CASH from bankers bonuses in London should be use to ensure young people in Glasgow have jobs, Ed Miliband has said.

Mr Miliband said it was fair that cash from one part of the UK should be used to help people in other parts where it was needed most.

In an Exclusive interview with the Evening Times Mr Miliband said the level of poverty in the city was shocking and said it was a direct result of a Tory government.

The Labour leader was in Glasgow to see apprentices at the City Building training centre in Queenslie in the east of the city, with Scottish leader Jim Murphy and Shadow Scottish Secretary, Margaret Curran.

After a tour of the training facility he said: "The most important thing we can do at a UK level is the proposal we've made on the bank bonus tax for youth jobs because that's guaranteeing every young person a job, a proper job at least minimum wage job after a year out of work.

It's really important for a number of reasons, one, young people are our future, we can't leave them on the dole month after month, year after year.
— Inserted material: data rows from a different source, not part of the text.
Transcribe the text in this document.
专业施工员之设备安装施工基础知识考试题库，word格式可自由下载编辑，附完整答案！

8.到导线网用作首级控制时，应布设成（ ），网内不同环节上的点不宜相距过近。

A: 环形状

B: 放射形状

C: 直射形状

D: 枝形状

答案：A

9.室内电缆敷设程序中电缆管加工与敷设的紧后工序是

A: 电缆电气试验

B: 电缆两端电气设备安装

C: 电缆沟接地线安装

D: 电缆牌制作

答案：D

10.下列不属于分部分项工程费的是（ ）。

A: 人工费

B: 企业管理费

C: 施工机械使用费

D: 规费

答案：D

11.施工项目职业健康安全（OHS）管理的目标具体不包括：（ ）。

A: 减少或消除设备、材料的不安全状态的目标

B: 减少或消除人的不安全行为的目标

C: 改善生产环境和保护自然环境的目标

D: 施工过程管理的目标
"We are a United Kingdom and we distribute resources across the UK. This is about saying we are helping people across the UK.

"The banks are in certain parts of the UK but we can help young people across the UK.

And that's part of who we are as a country and I know it's really important to Glasgow to get young people back into work again."

He said the wages would be paid from bankers bonus tax and employers would provide the training.

Mr Miliband reacted to an Evening Times Story revealing half a million pounds was paid in crisis grants for food to poverty stricken families in the last year.

He said: "It's a shocking situation and a lot of it is a consequence of having a Conservative Government. We are a country of food banks and bank bonuses and we've got to change that.

He said there are three reasons why people end up in food banks, low wages, personal debt and the inadequacy of the benefit system.

He said: "So we've got to raise the minimum wage, a pay rise for 100,000 Scots, to at least £8 an hour by the end of the parliament.

"We have to deal with the issue of personal debt and take action on pay day lenders and also you've got to have a benefit system that actually works.

"The benefit system has to deliver. There's nothing more likely to send people into destitution and food poverty than a benefit system that doesn't deliver. There are months after months of delays in the benefit system and that's not acceptable."

The Labour leader said his priorities were social justice, raising the minimum wage and jobs for young people.